Nearly 70 percent of states ordered bans on utility shut-offs, and more than half did so for evictions. Mayors authorized car-free streets to make cities safer for pedestrians, and the federal government nearly tripled the average unemployment benefit. Within weeks, states eliminated extortionist medical co-pays for prisoners and scrapped bail. New Jersey passed a bill that released more than 2,200 incarcerated people all at once.

The pandemic has been a long nightmare, but those were progressive pipe dreams turned reality. The arrival of the coronavirus, along with the wide-scale economic shutdowns to slow its spread, forced American policymakers to admit that a new world wasn’t just possible — it was necessary.

While the United States ultimately failed to deliver a coordinated response to the pandemic and millions of people are still struggling, there are important lessons here. Over the past several months, I’ve interviewed dozens of activists and policy professionals who have recounted stories of politics shifting quickly on issues they have worked on for years. Measures that were once viewed as likely to cause a spike in crime or a collapse of the housing market, or that were considered just too expensive or simply impractical have, in fact, worked out pretty well.

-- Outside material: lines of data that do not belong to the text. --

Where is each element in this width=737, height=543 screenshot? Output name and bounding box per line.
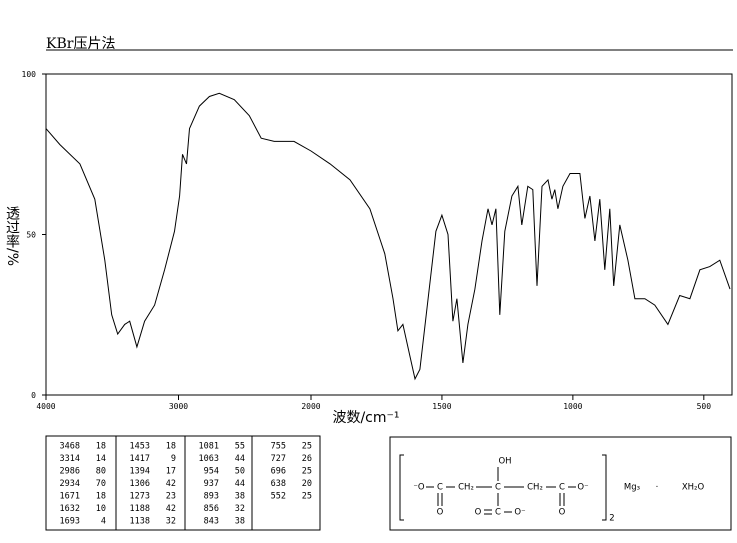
peak-transmittance: 42 <box>166 504 176 514</box>
peak-wavenumber: 1081 <box>199 442 219 452</box>
peak-wavenumber: 696 <box>271 467 286 477</box>
peak-wavenumber: 1632 <box>60 504 80 514</box>
structure-frame <box>389 436 732 531</box>
x-tick-label: 2000 <box>301 402 320 411</box>
structure-label: Mg₃ <box>624 483 640 493</box>
structure-label: · <box>656 483 659 493</box>
structure-label: ⁻O <box>413 483 424 493</box>
peak-transmittance: 25 <box>302 442 312 452</box>
peak-wavenumber: 3314 <box>60 454 80 464</box>
structure-label: XH₂O <box>682 483 705 493</box>
x-tick-label: 1000 <box>563 402 582 411</box>
x-tick-label: 500 <box>697 402 712 411</box>
peak-wavenumber: 638 <box>271 479 286 489</box>
peak-wavenumber: 1671 <box>60 492 80 502</box>
peak-transmittance: 80 <box>96 467 106 477</box>
structure-label: CH₂ <box>458 483 474 493</box>
peak-wavenumber: 1188 <box>130 504 150 514</box>
peak-wavenumber: 1394 <box>130 467 150 477</box>
peak-transmittance: 4 <box>101 517 106 527</box>
peak-wavenumber: 1417 <box>130 454 150 464</box>
bracket <box>602 454 607 521</box>
x-tick-label: 3000 <box>169 402 188 411</box>
peak-transmittance: 38 <box>235 492 245 502</box>
structure-label: C <box>437 483 443 493</box>
peak-transmittance: 55 <box>235 442 245 452</box>
y-tick-label: 0 <box>31 391 36 400</box>
structure-bonds <box>399 454 607 521</box>
peak-transmittance: 20 <box>302 479 312 489</box>
peak-transmittance: 32 <box>235 504 245 514</box>
peak-transmittance: 18 <box>166 442 176 452</box>
structure-label: C <box>495 483 501 493</box>
peak-transmittance: 26 <box>302 454 312 464</box>
peak-transmittance: 42 <box>166 479 176 489</box>
peak-transmittance: 14 <box>96 454 106 464</box>
peak-wavenumber: 1453 <box>130 442 150 452</box>
peak-wavenumber: 843 <box>204 517 219 527</box>
plot-frame <box>45 73 733 396</box>
peak-transmittance: 9 <box>171 454 176 464</box>
structure-label: OH <box>498 457 511 467</box>
peak-wavenumber: 2934 <box>60 479 80 489</box>
structure-label: O⁻ <box>577 483 588 493</box>
x-tick-label: 1500 <box>432 402 451 411</box>
y-tick-label: 100 <box>22 70 37 79</box>
spectrum-line <box>45 92 731 381</box>
x-tick-label: 4000 <box>36 402 55 411</box>
peak-transmittance: 25 <box>302 467 312 477</box>
peak-transmittance: 44 <box>235 479 245 489</box>
peak-wavenumber: 727 <box>271 454 286 464</box>
peak-wavenumber: 893 <box>204 492 219 502</box>
peak-wavenumber: 937 <box>204 479 219 489</box>
structure-label: CH₂ <box>527 483 543 493</box>
peak-wavenumber: 755 <box>271 442 286 452</box>
peak-wavenumber: 1138 <box>130 517 150 527</box>
peak-wavenumber: 3468 <box>60 442 80 452</box>
structure-label: O <box>475 508 482 518</box>
peak-transmittance: 50 <box>235 467 245 477</box>
peak-transmittance: 10 <box>96 504 106 514</box>
peak-wavenumber: 954 <box>204 467 219 477</box>
peak-wavenumber: 856 <box>204 504 219 514</box>
chart-title: KBr压片法 <box>46 36 115 52</box>
peak-wavenumber: 1273 <box>130 492 150 502</box>
peak-transmittance: 18 <box>96 442 106 452</box>
peak-wavenumber: 1063 <box>199 454 219 464</box>
peak-wavenumber: 2986 <box>60 467 80 477</box>
peak-transmittance: 32 <box>166 517 176 527</box>
peak-wavenumber: 552 <box>271 492 286 502</box>
peak-wavenumber: 1693 <box>60 517 80 527</box>
peak-wavenumber: 1306 <box>130 479 150 489</box>
peak-transmittance: 70 <box>96 479 106 489</box>
x-axis-label: 波数/cm⁻¹ <box>332 410 399 426</box>
bracket <box>399 454 404 521</box>
peak-transmittance: 17 <box>166 467 176 477</box>
structure-label: C <box>495 508 501 518</box>
structure-label: O <box>437 508 444 518</box>
structure-label: O <box>559 508 566 518</box>
peak-transmittance: 23 <box>166 492 176 502</box>
peak-table-frame <box>45 435 321 531</box>
structure-label: C <box>559 483 565 493</box>
structure-label: O⁻ <box>514 508 525 518</box>
peak-transmittance: 38 <box>235 517 245 527</box>
peak-transmittance: 18 <box>96 492 106 502</box>
y-tick-label: 50 <box>26 231 36 240</box>
y-axis-label: 透过率/% <box>4 206 20 266</box>
structure-label: 2 <box>609 514 614 524</box>
peak-transmittance: 44 <box>235 454 245 464</box>
peak-transmittance: 25 <box>302 492 312 502</box>
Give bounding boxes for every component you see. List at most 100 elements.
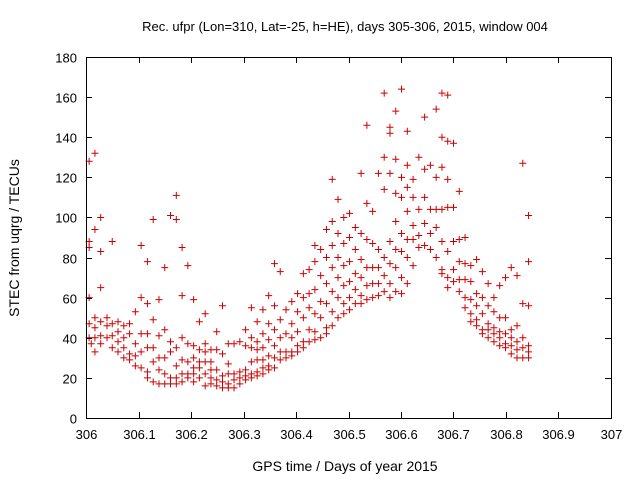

All of this is really important. For decades, the official Beltway wisdom was that progressive priorities were unrealistic, too expensive, not popular. As it turns out–this isn’t true at all! Which we already knew. What we needed was pressure and organizing to push for these policies so that when a situation developed where the political winds shifted, we would be ready to take advantage. The decade since Occupy Wall Street redirected the American conversation on inequality has been a slow struggle for the left to figure out politics, priorities, organizing, how to move beyond slogans to make change. And even though Joe Biden up to January 2021 is no one’s idea of a progressive leader, he’s done a great job (except on foreign policy) because he’s responsive to the pressure that has developed.

What the left needs to do now is continue to build, to organize both inside and outside the electoral political process, to develop both sophisticated political networks and direct action, to create and fight for ever more aggressive policy proposals to fix this nation and the world. It’s at least possible that we will see the pandemic as a historical shifting point on our economy and politics. It’s far, far, far too early to know this. But it’s at least a plausible vision of the future that did not exist in 1995 or 2002 or 2010.